I have an experimental design for a GLMM as follows:
- independent variable: fixed factor with 3 levels, randomly assigned between groups (condition a, condition b, condition c)
- dependent variable: repeated measures over 4 trials with a dichotomous outcome (0,1) in each trial (trial 1, trial 2, trial 3, trial 4)
- covariates: age (continuous), order (for counterbalancing; order 1, order 2)
- participant ID (as random effects factor)

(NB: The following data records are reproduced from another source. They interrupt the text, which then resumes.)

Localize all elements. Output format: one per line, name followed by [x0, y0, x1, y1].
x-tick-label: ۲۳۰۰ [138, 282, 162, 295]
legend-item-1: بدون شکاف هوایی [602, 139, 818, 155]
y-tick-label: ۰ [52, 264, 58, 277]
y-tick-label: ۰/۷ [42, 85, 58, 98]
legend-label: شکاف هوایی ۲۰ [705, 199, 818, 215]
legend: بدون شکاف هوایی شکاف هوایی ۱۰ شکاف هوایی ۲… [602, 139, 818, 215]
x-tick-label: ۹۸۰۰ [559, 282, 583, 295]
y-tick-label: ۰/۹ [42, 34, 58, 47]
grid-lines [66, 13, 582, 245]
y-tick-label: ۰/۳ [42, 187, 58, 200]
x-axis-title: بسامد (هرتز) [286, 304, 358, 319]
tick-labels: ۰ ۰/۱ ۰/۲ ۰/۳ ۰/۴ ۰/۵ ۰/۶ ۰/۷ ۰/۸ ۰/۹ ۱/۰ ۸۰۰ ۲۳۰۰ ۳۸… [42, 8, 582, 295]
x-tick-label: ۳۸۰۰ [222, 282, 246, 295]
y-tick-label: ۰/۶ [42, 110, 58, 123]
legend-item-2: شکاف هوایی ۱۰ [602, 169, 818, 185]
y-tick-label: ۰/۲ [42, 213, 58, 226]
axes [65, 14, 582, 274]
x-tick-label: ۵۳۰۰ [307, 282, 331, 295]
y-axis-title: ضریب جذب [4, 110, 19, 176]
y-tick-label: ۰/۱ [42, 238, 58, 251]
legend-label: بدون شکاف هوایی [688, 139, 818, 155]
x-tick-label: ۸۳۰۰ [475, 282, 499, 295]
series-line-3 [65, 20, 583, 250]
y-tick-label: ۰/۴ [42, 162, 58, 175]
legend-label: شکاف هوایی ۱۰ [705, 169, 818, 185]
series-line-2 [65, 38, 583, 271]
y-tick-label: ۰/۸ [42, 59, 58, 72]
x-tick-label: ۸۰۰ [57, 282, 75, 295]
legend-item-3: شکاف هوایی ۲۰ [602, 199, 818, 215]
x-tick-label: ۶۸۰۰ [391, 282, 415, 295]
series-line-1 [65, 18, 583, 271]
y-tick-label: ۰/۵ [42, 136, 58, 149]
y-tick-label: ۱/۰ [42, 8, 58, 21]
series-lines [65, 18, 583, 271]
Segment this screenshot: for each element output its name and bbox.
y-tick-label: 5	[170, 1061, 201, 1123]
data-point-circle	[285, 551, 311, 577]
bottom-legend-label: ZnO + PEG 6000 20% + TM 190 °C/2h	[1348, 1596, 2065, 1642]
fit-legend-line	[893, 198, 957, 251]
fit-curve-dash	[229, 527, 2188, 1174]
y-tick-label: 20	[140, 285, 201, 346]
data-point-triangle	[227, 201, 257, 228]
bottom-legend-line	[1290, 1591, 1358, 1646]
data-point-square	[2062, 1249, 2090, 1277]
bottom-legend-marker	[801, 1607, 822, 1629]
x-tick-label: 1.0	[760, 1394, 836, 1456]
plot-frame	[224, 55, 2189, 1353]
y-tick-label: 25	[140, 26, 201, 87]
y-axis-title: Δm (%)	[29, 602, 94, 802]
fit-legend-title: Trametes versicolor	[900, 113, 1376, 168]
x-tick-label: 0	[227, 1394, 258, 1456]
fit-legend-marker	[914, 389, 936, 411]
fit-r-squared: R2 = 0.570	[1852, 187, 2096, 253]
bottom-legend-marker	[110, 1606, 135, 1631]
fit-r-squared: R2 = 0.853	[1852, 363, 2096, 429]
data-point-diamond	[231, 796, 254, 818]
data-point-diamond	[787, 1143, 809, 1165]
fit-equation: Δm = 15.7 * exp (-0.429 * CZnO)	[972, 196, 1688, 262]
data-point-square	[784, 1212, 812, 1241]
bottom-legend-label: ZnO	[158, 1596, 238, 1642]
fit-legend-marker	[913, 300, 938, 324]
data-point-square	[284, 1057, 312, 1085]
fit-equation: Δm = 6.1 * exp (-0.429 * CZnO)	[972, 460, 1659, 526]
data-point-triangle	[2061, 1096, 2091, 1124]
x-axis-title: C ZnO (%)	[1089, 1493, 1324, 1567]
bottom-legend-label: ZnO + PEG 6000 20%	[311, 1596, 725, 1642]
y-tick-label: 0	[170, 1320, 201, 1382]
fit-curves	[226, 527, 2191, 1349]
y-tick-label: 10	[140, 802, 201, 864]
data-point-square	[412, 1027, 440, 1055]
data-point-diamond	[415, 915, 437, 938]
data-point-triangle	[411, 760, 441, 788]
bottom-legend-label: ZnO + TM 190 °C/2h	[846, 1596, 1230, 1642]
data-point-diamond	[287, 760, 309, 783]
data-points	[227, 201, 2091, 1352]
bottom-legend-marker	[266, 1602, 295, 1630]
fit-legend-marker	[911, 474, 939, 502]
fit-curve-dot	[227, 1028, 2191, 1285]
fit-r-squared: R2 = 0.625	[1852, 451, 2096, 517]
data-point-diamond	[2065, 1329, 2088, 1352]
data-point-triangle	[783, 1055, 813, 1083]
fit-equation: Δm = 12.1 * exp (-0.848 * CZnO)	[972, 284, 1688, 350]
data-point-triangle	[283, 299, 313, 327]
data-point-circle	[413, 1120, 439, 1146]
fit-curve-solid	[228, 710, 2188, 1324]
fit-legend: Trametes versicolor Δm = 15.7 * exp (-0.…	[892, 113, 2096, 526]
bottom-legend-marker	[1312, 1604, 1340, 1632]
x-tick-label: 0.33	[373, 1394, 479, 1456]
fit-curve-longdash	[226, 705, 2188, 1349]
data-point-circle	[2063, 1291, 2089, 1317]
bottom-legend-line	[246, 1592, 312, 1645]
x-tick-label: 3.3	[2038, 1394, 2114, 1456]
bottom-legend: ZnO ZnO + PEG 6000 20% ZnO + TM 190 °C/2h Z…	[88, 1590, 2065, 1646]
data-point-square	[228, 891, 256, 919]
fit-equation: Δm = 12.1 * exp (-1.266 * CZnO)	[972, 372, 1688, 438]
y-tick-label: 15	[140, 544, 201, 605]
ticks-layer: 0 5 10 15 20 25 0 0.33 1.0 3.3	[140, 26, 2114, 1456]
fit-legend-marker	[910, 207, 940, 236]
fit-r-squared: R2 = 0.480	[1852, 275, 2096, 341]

Similar studies (using t-tests or similar) have previously found an effect of around d = 0.6
I am struggling to understand how to calculate the sample size I need a priori. I have seen there are some packages available (e.g., simr, longpower, powerlmm, simglm), however, I think because I am in general a bit inexperienced with GLMMs I am having some difficulties in applying them to my example. I understand that I first need to create a simulated dataset, but I am not sure how to go about this.
I read through the following questions: Sample size calculation for mixed models
How can you compute sample size for a linear mixed model? G*Power only does repeated measures ANOVA
A priori power analysis for generalized linear mixed-effects model
Mixed effects model for power analysis to aid study design
I also tried following this tutorial but got stuck conceptually on how to create simulated data.
Could somebody point me in the right direction for how I could go about calculating power for this example?